Affaire HABRE: Mme Fatimé Raymonne Habré récrimine Macky Sall et Sidiki Kaba devant le Président de l'UA



Affaire HABRE: Mme Fatimé Raymonne Habré récrimine Macky Sall et Sidiki Kaba devant le Président de l'UA
C'est par une lettre en date du 4 mai 2014 que Mme Habre a saisi le Président Mauritanien Mouhammed Ould Abdelaziz pour rappeler le rôle de l'UA dans cette affaire qui a conduit à l'enlèvement de l'ancien Président tchadien. En moins d'un mois, à deux reprises, le Président de la République du Sénégal a évoqué l'affaire Habré pour rappeler et souligner le rôle de l'UA.

Dans sa lettre, Mme Habré dénonce l'attitude des autorités politiques à travers les insultes du ministre de la Justice Sidiki Kaba, mais aussi expose les nombreuses dérives du Procureur Mbacke Fall, sans compter le climat d'hostilité qui prévaut au sein des chambres africaines. La confiscation des biens, comptes bancaires, cartes grises de véhicules de manière illégale et abusive.

Les conditions du séjour carcéral de l'ancien Président tchadien ont été détaillées au Président de l'Union Africaine. L'incroyable affaire du turban, symbole pour Mme Habré, « d'une justice de l'humiliation et de la démonstration sur le marché de la puissance à Dakar des exigences du confort visuel d'un Procureur soutenu et encouragé par un ministre de la Justice férocement partisan et confortablement installé dans une posture illégitime au regard de son passé dans cette affaire ».

Selon l'épouse du président Tchadien, Procureur des CAE, faute de pouvoir prouver, les accusations fantaisistes claironnées, depuis des décennies, a trouvé une voie de diversion et des ressorts dans l'organisation d'une justice de l'humiliation.
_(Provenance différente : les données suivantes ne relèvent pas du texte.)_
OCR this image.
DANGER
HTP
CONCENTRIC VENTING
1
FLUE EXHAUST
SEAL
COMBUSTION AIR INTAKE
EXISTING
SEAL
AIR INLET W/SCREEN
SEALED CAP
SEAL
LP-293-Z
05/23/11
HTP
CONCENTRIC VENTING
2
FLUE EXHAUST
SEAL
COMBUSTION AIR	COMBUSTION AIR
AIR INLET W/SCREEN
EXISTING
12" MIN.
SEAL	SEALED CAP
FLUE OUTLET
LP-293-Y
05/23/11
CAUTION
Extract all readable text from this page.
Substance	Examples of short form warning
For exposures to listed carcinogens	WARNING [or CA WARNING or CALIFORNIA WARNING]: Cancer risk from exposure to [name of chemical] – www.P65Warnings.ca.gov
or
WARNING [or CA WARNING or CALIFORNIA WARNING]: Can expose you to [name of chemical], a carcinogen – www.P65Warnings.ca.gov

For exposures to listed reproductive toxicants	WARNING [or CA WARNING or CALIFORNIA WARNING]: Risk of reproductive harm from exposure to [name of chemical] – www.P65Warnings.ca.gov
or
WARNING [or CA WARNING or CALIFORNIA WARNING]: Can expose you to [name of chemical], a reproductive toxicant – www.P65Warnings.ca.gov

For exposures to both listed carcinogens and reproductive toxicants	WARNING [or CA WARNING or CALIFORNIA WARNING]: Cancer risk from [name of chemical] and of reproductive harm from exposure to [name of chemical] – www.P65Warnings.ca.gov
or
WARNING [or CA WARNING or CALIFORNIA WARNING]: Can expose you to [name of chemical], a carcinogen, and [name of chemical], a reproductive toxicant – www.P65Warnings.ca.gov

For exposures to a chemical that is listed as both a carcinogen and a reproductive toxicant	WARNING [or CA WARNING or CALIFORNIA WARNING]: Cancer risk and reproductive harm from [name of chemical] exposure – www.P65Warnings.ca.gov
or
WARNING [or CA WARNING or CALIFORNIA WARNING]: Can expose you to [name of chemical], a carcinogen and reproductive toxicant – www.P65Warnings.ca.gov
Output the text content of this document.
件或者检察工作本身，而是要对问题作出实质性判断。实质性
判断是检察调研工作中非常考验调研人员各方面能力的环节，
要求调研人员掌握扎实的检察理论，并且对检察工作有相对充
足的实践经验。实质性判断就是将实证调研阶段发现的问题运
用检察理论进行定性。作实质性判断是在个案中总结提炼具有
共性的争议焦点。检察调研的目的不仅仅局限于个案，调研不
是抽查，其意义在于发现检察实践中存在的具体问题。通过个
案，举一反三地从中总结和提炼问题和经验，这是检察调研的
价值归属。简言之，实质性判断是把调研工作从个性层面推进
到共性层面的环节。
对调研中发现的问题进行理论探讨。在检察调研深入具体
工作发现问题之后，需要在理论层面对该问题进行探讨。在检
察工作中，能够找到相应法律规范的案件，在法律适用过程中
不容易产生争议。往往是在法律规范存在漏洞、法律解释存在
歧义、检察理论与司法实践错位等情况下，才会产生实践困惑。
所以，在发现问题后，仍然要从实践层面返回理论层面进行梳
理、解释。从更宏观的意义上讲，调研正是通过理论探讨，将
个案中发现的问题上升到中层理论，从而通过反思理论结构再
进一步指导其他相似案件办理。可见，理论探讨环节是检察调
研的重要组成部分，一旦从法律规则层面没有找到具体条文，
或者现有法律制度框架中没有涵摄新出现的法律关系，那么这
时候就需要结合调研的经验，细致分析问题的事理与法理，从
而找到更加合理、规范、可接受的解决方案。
Elle soutient avoir « subi l'humiliation par déni d'égalité, ainsi 11 mois après le lancement des activités des CAE, c'est toujours et uniquement son époux qui est gardé en prison et subit un régime carcéral d'exception et de discriminations ».
Elle informe le président Mouhammed Ould Abdelaziz, « L'humiliation par le rabaissement, ne nous a pas été épargnée, ainsi le chef de la Cellule de communication des CAE M Marcel MENDY nous a rappelé le statut d'étranger qui était le nôtre et qui ne nous permettait pas « certaines choses, » finalement, ce personnage a ainsi révélé au grand jour, la pratique au sein des Chambres africaines d'une espèce de justice de club, très proche de ce que l'on peut appeler "les droits selon le faciès", selon que vous soyez sénégalais ou étranger, musulman ou chrétien, ou encore que vous portiez un boubou ou un costume, un béret ou un turban ».